Woodford’s calls for a senior management shakeup are supported by other key shareholders and are likely to intensify unless chairman Philip Cox makes a hasty move to find replacements, the news outlet said.
An embarrassing ordeal
The Woodford-led shareholder rebellion follows a tumultuous financial year for Kier in which the group saw 61% wiped off its share price, was kicked out of the FTSE 250 and was forced to launch a £250m emergency rights issue to get a handle on its growing debt problem.
The recent fundraising proved an embarrassing ordeal for Kier. Although it was able to raise the funds it needed, the five banks that underwrote the deal were forced to take on two thirds of the new shares as the group’s share price dropped below the rights issue price.
These have since been sold to institutional shareholders, providing a slight boost to Kier’s share price, which has risen from 409p to 514p since the start of the year.
The underwriters’ losses were also partly offset by £14m in fees paid by Kier.
Kier’s slump in market cap has also made the group a target for short sellers.
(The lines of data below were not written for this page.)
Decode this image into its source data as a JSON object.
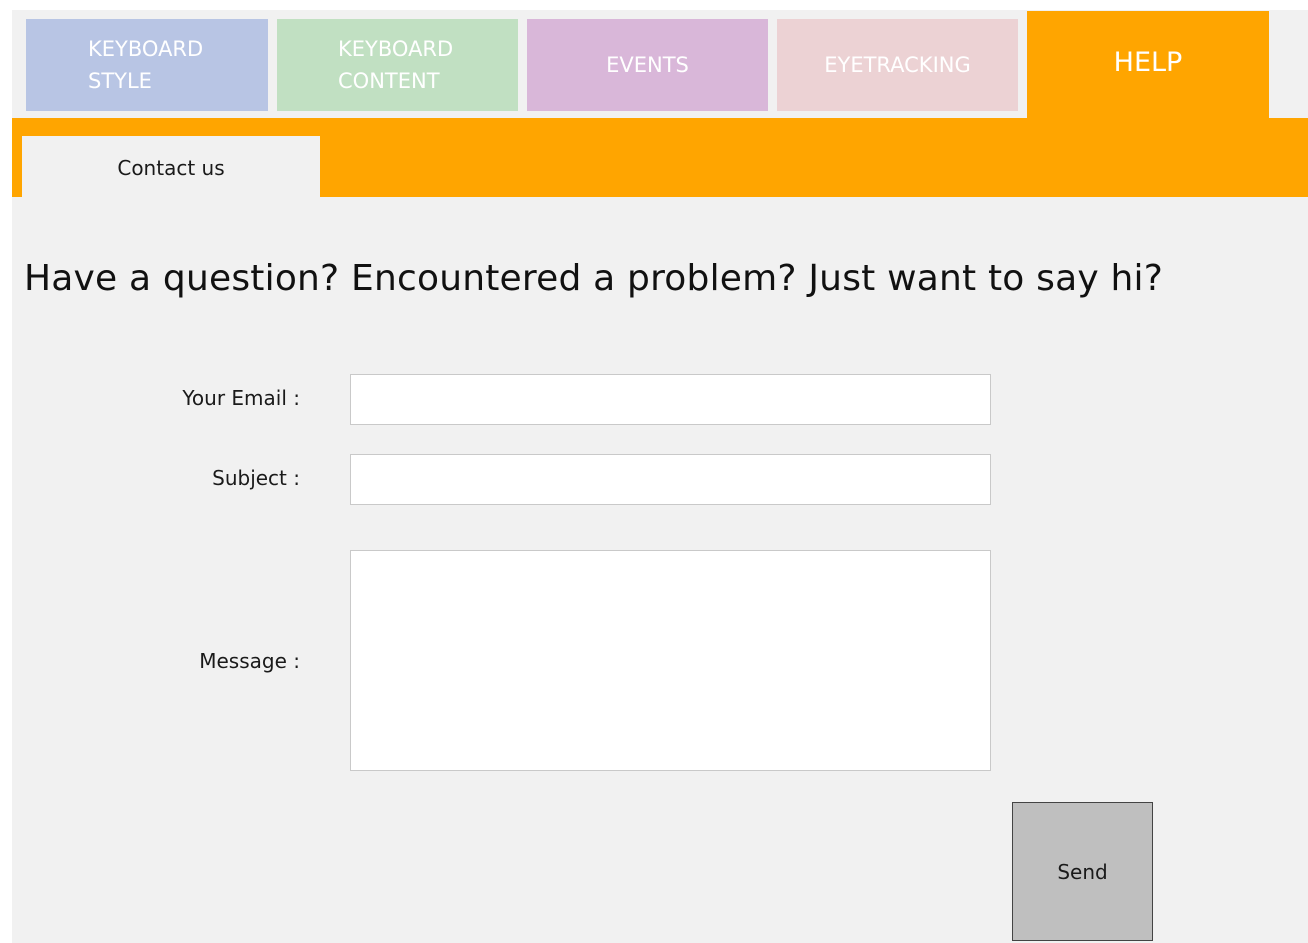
{
  "tabs": {
    "keyboard_style": "KEYBOARD\nSTYLE",
    "keyboard_content": "KEYBOARD\nCONTENT",
    "events": "EVENTS",
    "eyetracking": "EYETRACKING",
    "help": "HELP"
  },
  "subtabs": {
    "contact_us": "Contact us"
  },
  "main": {
    "heading": "Have a question? Encountered a problem? Just want to say hi?",
    "form": {
      "email_label": "Your Email :",
      "email_value": "",
      "subject_label": "Subject :",
      "subject_value": "",
      "message_label": "Message :",
      "message_value": "",
      "send_label": "Send"
    }
  },
  "colors": {
    "keyboard_style_tab": "#b8c5e4",
    "keyboard_content_tab": "#c1e0c2",
    "events_tab": "#d9b7d9",
    "eyetracking_tab": "#ecd2d4",
    "help_tab_active": "#ffa500",
    "background": "#f1f1f1",
    "send_button": "#bfbfbf"
  }
}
In December 14% of the stock was out on loan to short sellers, which included Blackrock’s UK investment business and London-based hedge fund Marshall Wace.
Woodford ups his stake in Kier
Woodford has been boosting his position in the beleaguered construction group since the start of the new year, a move which is expected to lend him further credibility at the bargaining table. A regulatory filing from 7 January shows him purchasing 945,000 additional shares in the company, taking his stake from 13.58% to 14.16%.
Kier’s largest shareholder Standard Life Aberdeen has also topped up its stake in the firm 15.85% to 16.22%.
Woodford Investment Management declined to comment.